The one outstanding feature of Moazzem's professional persona was that he wore many hats. Most people identify him as the founding editor of The Financial Express that grew from a scratch to being a fully-fledged credible financial daily over quarter of a century under his leadership. But he was more than that, without any trace of conflict of interests between the positions he held. He had been independent directors of Janata Bank and South East Bank, the positions affording him insights into the working of public and private sector banks. And, in extension, he gained experience of how the government and the business work with each other. What's more, he was on jury boards for many excellence awards instituted by corporate sector, as though savouring the outcome of the contribution of economic practitioners like him. The icing on the cake was his association and partnership with professional bodies, think-tanks and research organisations.
All this proves that he was a workaholic; but more to the point, adept in the art and science of multitasking performing his many faceted functions as if with magician's wizardry. These would have gone to the head of lesser people but not him, with his unpretentious, self-effacing demeanour and characteristics. But then he was quietly firm in his convictions and steadfast in his commitment to the golden values of the struggling sixties - unflinching quest for fairness, emancipation of intellect and justice being the credo of the times in Dhaka University.

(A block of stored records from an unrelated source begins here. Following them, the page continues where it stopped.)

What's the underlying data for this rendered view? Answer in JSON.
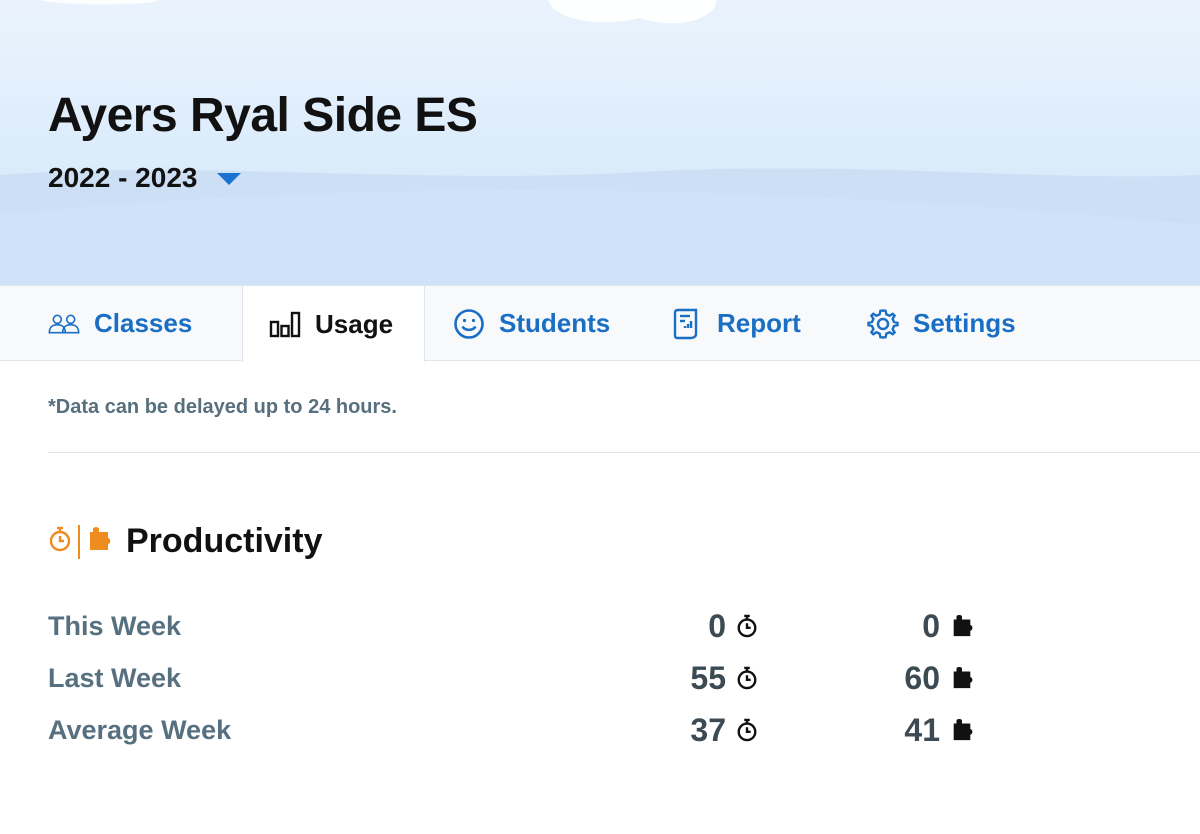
{
  "header": {
    "school_name": "Ayers Ryal Side ES",
    "school_year": "2022 - 2023"
  },
  "tabs": [
    {
      "label": "Classes",
      "icon": "people-icon",
      "active": false
    },
    {
      "label": "Usage",
      "icon": "bar-chart-icon",
      "active": true
    },
    {
      "label": "Students",
      "icon": "smiley-icon",
      "active": false
    },
    {
      "label": "Report",
      "icon": "report-icon",
      "active": false
    },
    {
      "label": "Settings",
      "icon": "gear-icon",
      "active": false
    }
  ],
  "note": "*Data can be delayed up to 24 hours.",
  "productivity": {
    "title": "Productivity",
    "rows": [
      {
        "label": "This Week",
        "time": "0",
        "puzzles": "0"
      },
      {
        "label": "Last Week",
        "time": "55",
        "puzzles": "60"
      },
      {
        "label": "Average Week",
        "time": "37",
        "puzzles": "41"
      }
    ]
  },
  "colors": {
    "accent": "#1a6fc4",
    "orange": "#ee8c1f",
    "label": "#57707f",
    "value": "#3c4a53"
  }
}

We had been neighbours in the early years of our journalistic career; he was working in The Observer and Weekly Holiday and myself in The Bangladesh Times. He believed in specialisation at a time when generalist journalists - jack of all trades but master of none - thrived. Although a breed of political journalists upholding the cause of the then East Pakistan was being held in high esteem for their courage, Moazzem was quick to grasp the essence of the struggle for autonomy against basically economic disparities between the then East and West Pakistan. And he held that agenda close to his heart.

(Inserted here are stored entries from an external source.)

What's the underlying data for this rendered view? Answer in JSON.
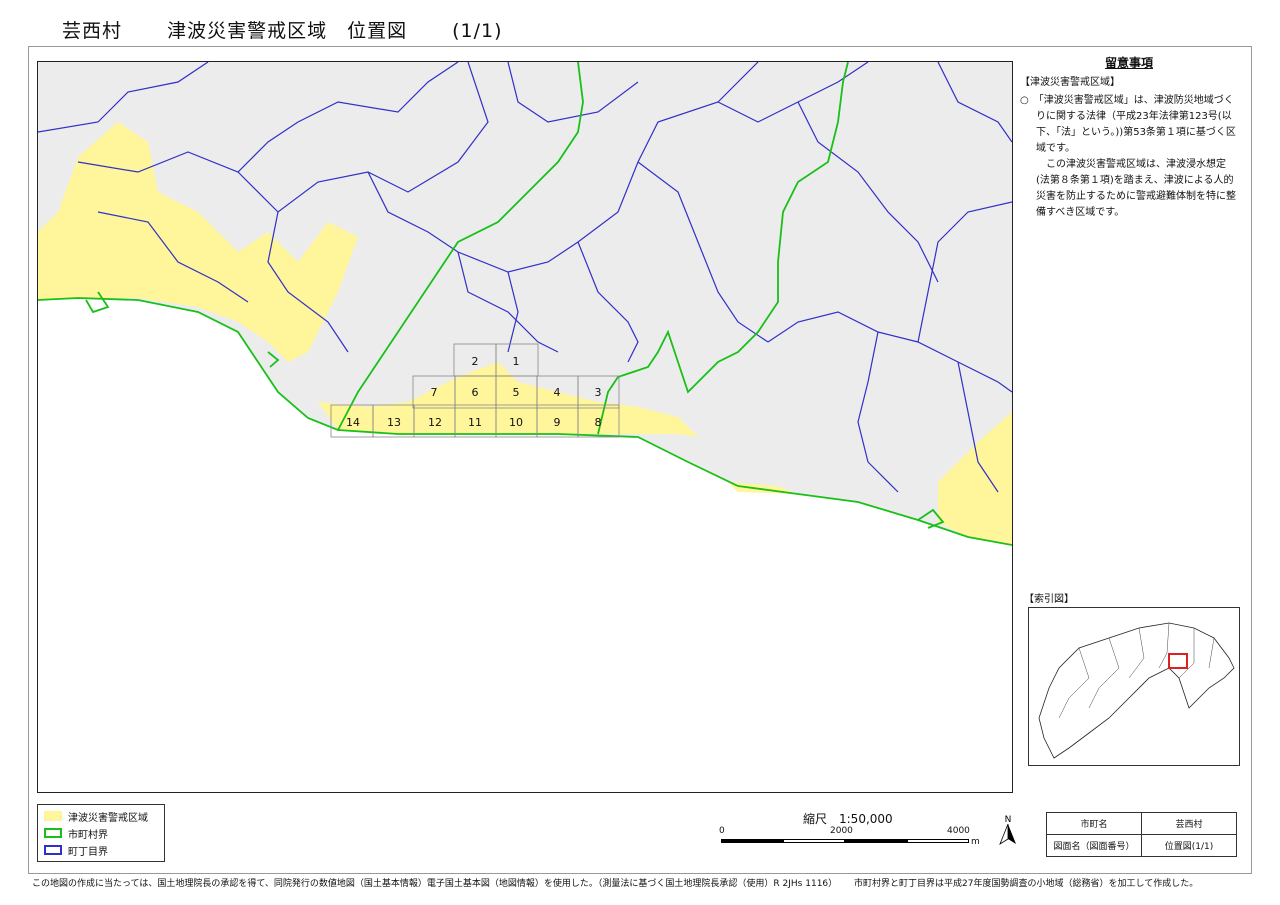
{
  "header": {
    "village": "芸西村",
    "map_title": "津波災害警戒区域　位置図",
    "page": "(1/1)"
  },
  "notes": {
    "heading": "留意事項",
    "section": "【津波災害警戒区域】",
    "para1": "○　「津波災害警戒区域」は、津波防災地域づくりに関する法律（平成23年法律第123号(以下、「法」という。))第53条第１項に基づく区域です。",
    "para2": "この津波災害警戒区域は、津波浸水想定(法第８条第１項)を踏まえ、津波による人的災害を防止するために警戒避難体制を特に整備すべき区域です。"
  },
  "index_map": {
    "label": "【索引図】",
    "highlight_color": "#e02020"
  },
  "map": {
    "grid_labels_top": [
      "2",
      "1"
    ],
    "grid_labels_mid": [
      "7",
      "6",
      "5",
      "4",
      "3"
    ],
    "grid_labels_bottom": [
      "14",
      "13",
      "12",
      "11",
      "10",
      "9",
      "8"
    ],
    "colors": {
      "zone": "#fff59a",
      "municipal_boundary": "#18c018",
      "district_boundary": "#3030c8",
      "terrain": "#e9e9e9"
    }
  },
  "legend": {
    "items": [
      {
        "label": "津波災害警戒区域",
        "color": "#fff59a"
      },
      {
        "label": "市町村界",
        "color": "#18c018"
      },
      {
        "label": "町丁目界",
        "color": "#3030c8"
      }
    ]
  },
  "scale": {
    "title": "縮尺　1:50,000",
    "ticks": [
      "0",
      "2000",
      "4000"
    ],
    "unit": "m"
  },
  "north": {
    "label": "N"
  },
  "info_table": {
    "row1_key": "市町名",
    "row1_val": "芸西村",
    "row2_key": "図面名（図面番号）",
    "row2_val": "位置図(1/1)"
  },
  "footer": {
    "text_a": "この地図の作成に当たっては、国土地理院長の承認を得て、同院発行の数値地図（国土基本情報）電子国土基本図（地図情報）を使用した。（測量法に基づく国土地理院長承認（使用）R 2JHs 1116）",
    "text_b": "市町村界と町丁目界は平成27年度国勢調査の小地域（総務省）を加工して作成した。"
  }
}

In independent Bangladesh he did everything possible to uphold the cause of objective journalism, equidistant from partisan politics of both stripes so that he had excellent relationship with both BNP and Awami League-led governments. In a very special way, his paper was the sanctuary for able and but defected journalists from other newspapers. Some well-placed journalists confided in me saying that they have learnt many things from him. I could hardly contest their view. For I remember Moazzem in his later day conversations with me, would fondly recall, "Buliee Bhai (my nick name) you never flinched from consulting me in economic matters while working for The Daily Star." Another anecdote speaks of his jovial nature: Once, just for the heck of it, I had told him that since he was living in a rented house, why wouldn't he move to newer places of residence just for the change of scene and environment with a flair for interesting neighbourhoods. His loving loyalty to friends came through his half-musing and half-zestful admission of having shared my advice with his spouse. How decent and charming a man he was!
I have stepped in to the shoes of Moazzem fully mindful of the standards and objectives he set before him. My transition into The Financial Express had an apprentice backdrop. I had left The Daily Star having worked there for 25 years when I would call on Moazzem to write for his paper. He graciously welcomed me but I had to tell him that I would write under a pen name, because at that time, I was associated with The Daily Star as a regular Friday columnist. The pseudo-name I chose was "Marksman". He quipped with an air of self-assurance, "After all your email address will be there, isn't it?" Choosing the topic for the first write-up, honestly, put me in a spot of bother as I was being too conscious to be relevant to the need of a financial daily. Here is what I wrote on, "Economics of Olympics". And he grunted with an approving note that I knew he would. Such was the rapport between Moazzem and myself.
He was basically a family man, and at the risk of sounding a bit intrusive, may I add that Moazzem would take his family out every weekend for a dinner alternating between two the Nando’s, one at Gulshan and the other at Dhanmondi. He was caring and supportive of his family, the couple guiding their two children to become succesful in their carreers. May his soul rest in peace in the eternal abode.